Durch ein neues Verfahren im Zuchtprogramm der Weißgefleckten Glatthaie (Mustelus asterias), bei dem Proben mithilfe von Kiemenabstrichen entnommen werden, können mit einfachen Mitteln schonend hochkonzentrierte DNA-Proben analysiert werden.
„Für uns ist es von großer Bedeutung, die Verwandtschaftsbeziehungen der Tiere zu kennen. So können wir sicherstellen, dass die genetische Vielfalt im Zuchtprogramm gewahrt bleibt und Inzucht vermieden wird“, erklärt Dr. Nicole Kube, Kuratorin am Deutschen Meeresmuseum und europaweite Zuchtbuch-Koordinatorin für Glatthaie. Die genetische Vielfalt ist ein zentraler Faktor für die Anpassungsfähigkeit von Populationen. Je vielfältiger das Erbgut einer Art, desto besser kann sie sich an Umweltveränderungen anpassen. „Durch die Analyse können wir jetzt gezielter Tiere in Aquarien vermitteln, die genetisch gut ins Zuchtprogramm passen“, so Kube weiter.
Die am Deutschen Meeresmuseum gewonnenen Erkenntnisse sind ein wichtiger Schritt für die Nachzuchtprogramme bedrohter Haiarten, da sie auch bei anderen Spezies Anwendung finden könnten. Das Deutsche Meeresmuseum arbeitet hierfür eng mit anderen zoologischen Einrichtungen zusammen.

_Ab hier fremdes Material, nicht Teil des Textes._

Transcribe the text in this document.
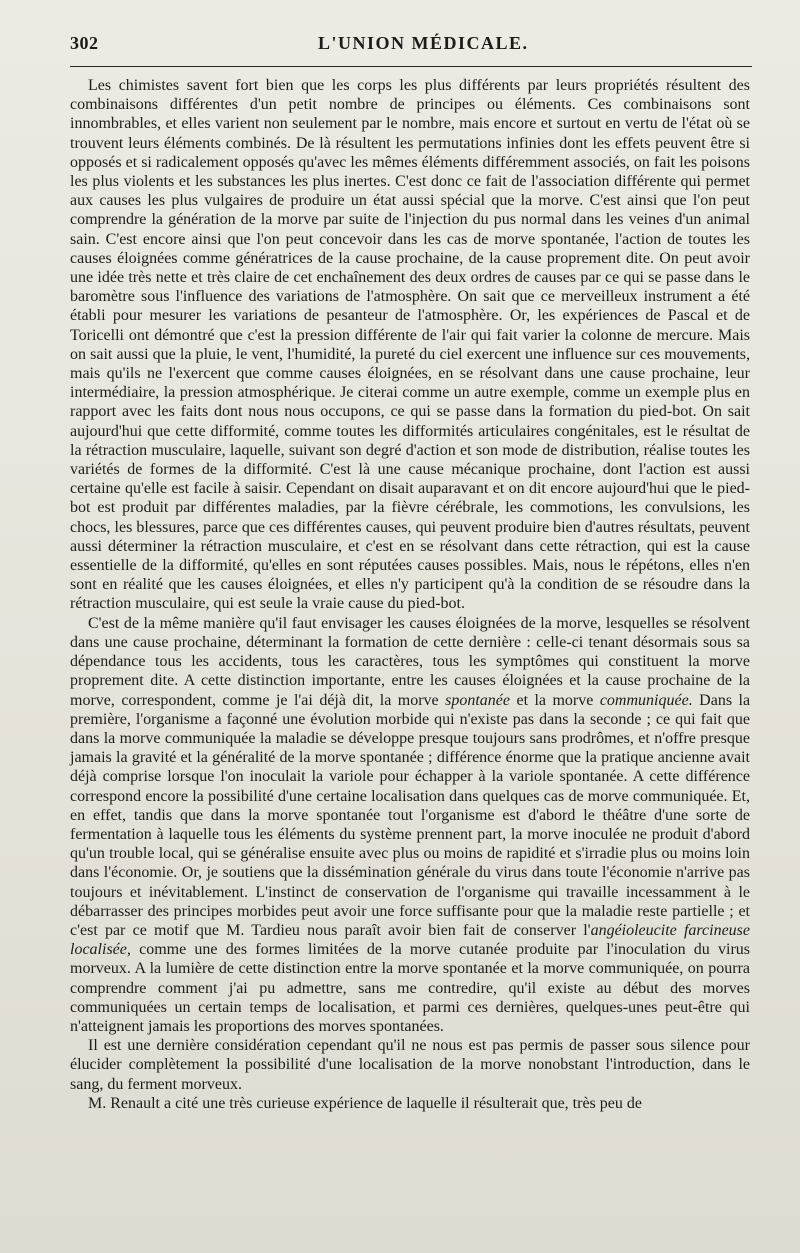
302	L'UNION MÉDICALE.

Les chimistes savent fort bien que les corps les plus différents par leurs propriétés résultent des combinaisons différentes d'un petit nombre de principes ou éléments. Ces combinaisons sont innombrables, et elles varient non seulement par le nombre, mais encore et surtout en vertu de l'état où se trouvent leurs éléments combinés. De là résultent les permutations infinies dont les effets peuvent être si opposés et si radicalement opposés qu'avec les mêmes éléments différemment associés, on fait les poisons les plus violents et les substances les plus inertes. C'est donc ce fait de l'association différente qui permet aux causes les plus vulgaires de produire un état aussi spécial que la morve. C'est ainsi que l'on peut comprendre la génération de la morve par suite de l'injection du pus normal dans les veines d'un animal sain. C'est encore ainsi que l'on peut concevoir dans les cas de morve spontanée, l'action de toutes les causes éloignées comme génératrices de la cause prochaine, de la cause proprement dite. On peut avoir une idée très nette et très claire de cet enchaînement des deux ordres de causes par ce qui se passe dans le baromètre sous l'influence des variations de l'atmosphère. On sait que ce merveilleux instrument a été établi pour mesurer les variations de pesanteur de l'atmosphère. Or, les expériences de Pascal et de Toricelli ont démontré que c'est la pression différente de l'air qui fait varier la colonne de mercure. Mais on sait aussi que la pluie, le vent, l'humidité, la pureté du ciel exercent une influence sur ces mouvements, mais qu'ils ne l'exercent que comme causes éloignées, en se résolvant dans une cause prochaine, leur intermédiaire, la pression atmosphérique. Je citerai comme un autre exemple, comme un exemple plus en rapport avec les faits dont nous nous occupons, ce qui se passe dans la formation du pied-bot. On sait aujourd'hui que cette difformité, comme toutes les difformités articulaires congénitales, est le résultat de la rétraction musculaire, laquelle, suivant son degré d'action et son mode de distribution, réalise toutes les variétés de formes de la difformité. C'est là une cause mécanique prochaine, dont l'action est aussi certaine qu'elle est facile à saisir. Cependant on disait auparavant et on dit encore aujourd'hui que le pied-bot est produit par différentes maladies, par la fièvre cérébrale, les commotions, les convulsions, les chocs, les blessures, parce que ces différentes causes, qui peuvent produire bien d'autres résultats, peuvent aussi déterminer la rétraction musculaire, et c'est en se résolvant dans cette rétraction, qui est la cause essentielle de la difformité, qu'elles en sont réputées causes possibles. Mais, nous le répétons, elles n'en sont en réalité que les causes éloignées, et elles n'y participent qu'à la condition de se résoudre dans la rétraction musculaire, qui est seule la vraie cause du pied-bot.

C'est de la même manière qu'il faut envisager les causes éloignées de la morve, lesquelles se résolvent dans une cause prochaine, déterminant la formation de cette dernière : celle-ci tenant désormais sous sa dépendance tous les accidents, tous les caractères, tous les symptômes qui constituent la morve proprement dite. A cette distinction importante, entre les causes éloignées et la cause prochaine de la morve, correspondent, comme je l'ai déjà dit, la morve spontanée et la morve communiquée. Dans la première, l'organisme a façonné une évolution morbide qui n'existe pas dans la seconde ; ce qui fait que dans la morve communiquée la maladie se développe presque toujours sans prodrômes, et n'offre presque jamais la gravité et la généralité de la morve spontanée ; différence énorme que la pratique ancienne avait déjà comprise lorsque l'on inoculait la variole pour échapper à la variole spontanée. A cette différence correspond encore la possibilité d'une certaine localisation dans quelques cas de morve communiquée. Et, en effet, tandis que dans la morve spontanée tout l'organisme est d'abord le théâtre d'une sorte de fermentation à laquelle tous les éléments du système prennent part, la morve inoculée ne produit d'abord qu'un trouble local, qui se généralise ensuite avec plus ou moins de rapidité et s'irradie plus ou moins loin dans l'économie. Or, je soutiens que la dissémination générale du virus dans toute l'économie n'arrive pas toujours et inévitablement. L'instinct de conservation de l'organisme qui travaille incessamment à le débarrasser des principes morbides peut avoir une force suffisante pour que la maladie reste partielle ; et c'est par ce motif que M. Tardieu nous paraît avoir bien fait de conserver l'angéioleucite farcineuse localisée, comme une des formes limitées de la morve cutanée produite par l'inoculation du virus morveux. A la lumière de cette distinction entre la morve spontanée et la morve communiquée, on pourra comprendre comment j'ai pu admettre, sans me contredire, qu'il existe au début des morves communiquées un certain temps de localisation, et parmi ces dernières, quelques-unes peut-être qui n'atteignent jamais les proportions des morves spontanées.

Il est une dernière considération cependant qu'il ne nous est pas permis de passer sous silence pour élucider complètement la possibilité d'une localisation de la morve nonobstant l'introduction, dans le sang, du ferment morveux.

M. Renault a cité une très curieuse expérience de laquelle il résulterait que, très peu de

„Mit der DNA-Analyse konnten wir außerdem feststellen, dass alle Glatthaie im OZEANEUM und in anderen nord- und mitteleuropäischen Aquarien ausschließlich zur Art des Weißgefleckten Glatthais gehören, während in südeuropäischen Aquarien der Gewöhnliche Glatthai dominiert“, erläutert Masterstudentin Veronica Kalmykov, die im Rahmen ihrer Masterarbeit an der Universität Rostock einen Großteil des Gesamtbestandes in europäischen Aquarien untersucht hat. „Die Ergebnisse waren überraschend und es sollte zukünftig untersucht werden, ob sich diese räumliche Trennung auch in Wildpopulationen widerspiegelt.“ Da sich die beiden Arten äußerlich nur schwer unterscheiden lassen, ist der DNA-Test ein unverzichtbares Werkzeug, um diese Frage zu klären.

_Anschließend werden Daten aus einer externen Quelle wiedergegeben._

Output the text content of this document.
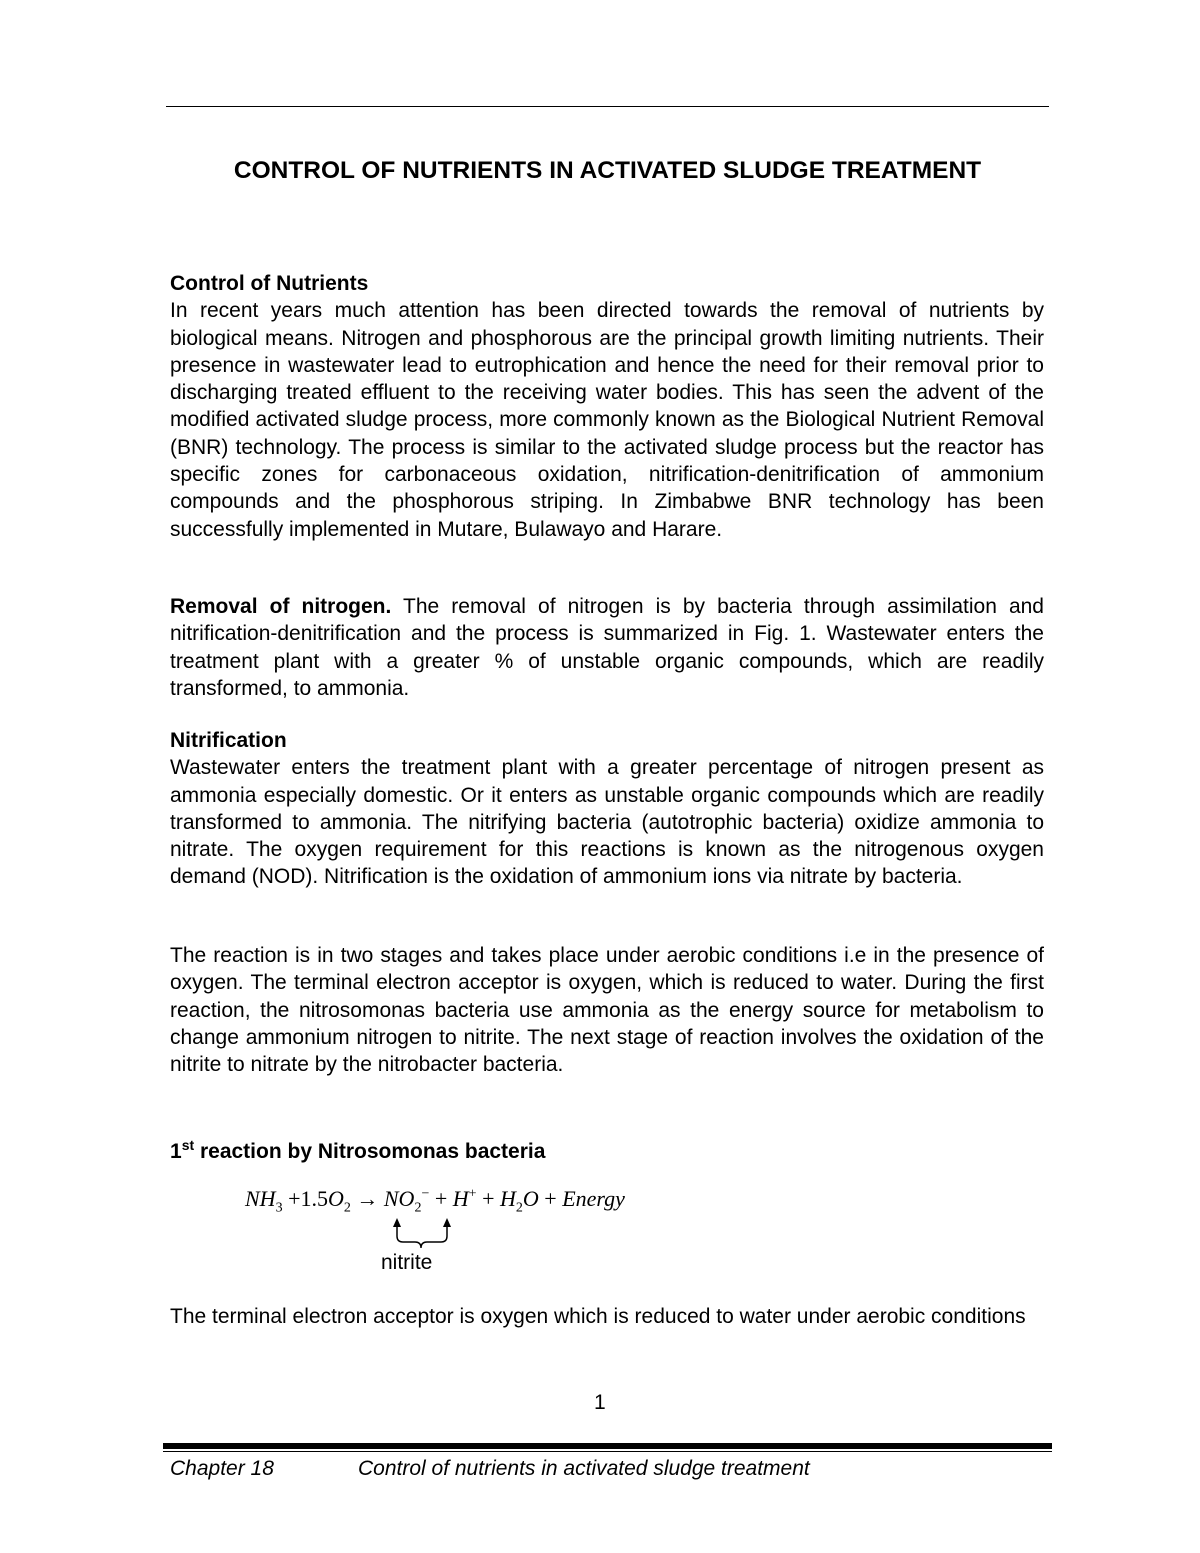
CONTROL OF NUTRIENTS IN ACTIVATED SLUDGE TREATMENT
Control of Nutrients

In recent years much attention has been directed towards the removal of nutrients by biological means. Nitrogen and phosphorous are the principal growth limiting nutrients. Their presence in wastewater lead to eutrophication and hence the need for their removal prior to discharging treated effluent to the receiving water bodies. This has seen the advent of the modified activated sludge process, more commonly known as the Biological Nutrient Removal (BNR) technology. The process is similar to the activated sludge process but the reactor has specific zones for carbonaceous oxidation, nitrification-denitrification of ammonium compounds and the phosphorous striping. In Zimbabwe BNR technology has been successfully implemented in Mutare, Bulawayo and Harare.

Removal of nitrogen. The removal of nitrogen is by bacteria through assimilation and nitrification-denitrification and the process is summarized in Fig. 1. Wastewater enters the treatment plant with a greater % of unstable organic compounds, which are readily transformed, to ammonia.

Nitrification

Wastewater enters the treatment plant with a greater percentage of nitrogen present as ammonia especially domestic. Or it enters as unstable organic compounds which are readily transformed to ammonia. The nitrifying bacteria (autotrophic bacteria) oxidize ammonia to nitrate. The oxygen requirement for this reactions is known as the nitrogenous oxygen demand (NOD). Nitrification is the oxidation of ammonium ions via nitrate by bacteria.

The reaction is in two stages and takes place under aerobic conditions i.e in the presence of oxygen. The terminal electron acceptor is oxygen, which is reduced to water. During the first reaction, the nitrosomonas bacteria use ammonia as the energy source for metabolism to change ammonium nitrogen to nitrite. The next stage of reaction involves the oxidation of the nitrite to nitrate by the nitrobacter bacteria.

1st reaction by Nitrosomonas bacteria
$NH_3 +1.5O_2 \to NO_2^- + H^+ + H_2O$ + Energy
nitrite

The terminal electron acceptor is oxygen which is reduced to water under aerobic conditions

1
Chapter 18	Control of nutrients in activated sludge treatment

Haie spielen eine Schlüsselrolle in marinen Ökosystemen, jedoch sind sie zunehmend bedroht. Überfischung, Lebensraumverlust und Klimaveränderungen setzen den Beständen massiv zu. Auch Weißgefleckte Glatthaie sind betroffen und werden von der IUCN Red List als potenziell gefährdet eingestuft. Um einen Beitrag zu ihrem Schutz zu leisten, widmet sich das Deutsche Meeresmuseum weiter wissenschaftlichen Fragestellungen und einer koordinierten Nachzucht des Weißgefleckten Glatthais im europäischen Aquarienverband.
Die Familie der Glatthaie ist mit aktuell 46 bekannten Arten eine der artenreichsten innerhalb der Haie. Sie zählen zu den lebendgebärenden Haien. Weißgefleckte Glatthaie bringen nach einer Tragzeit von etwa acht bis zehn Monaten drei bis fünfzehn lebende Jungtiere mit einer Größe von circa 30 Zentimetern zur Welt. Sie zeigen kein elterliches Fürsorgeverhalten und überlassen ihren Nachwuchs nach der Geburt sofort sich selbst. Seit 2017 sind am Deutschen Meeresmuseum 30 Glatthaie im Rahmen des Zuchtprogramms geboren worden. Einige dieser Nachzuchten können im OZEANEUM im Becken „Offener Atlantik“ beobachtet werden.
Der Name Glatthai leitet sich von den Hautzähnen der Haie ab, die bei Glatthaien besonders klein sind, sodass die Tiere im Vergleich zu anderen Haien eine glatte Haut besitzen.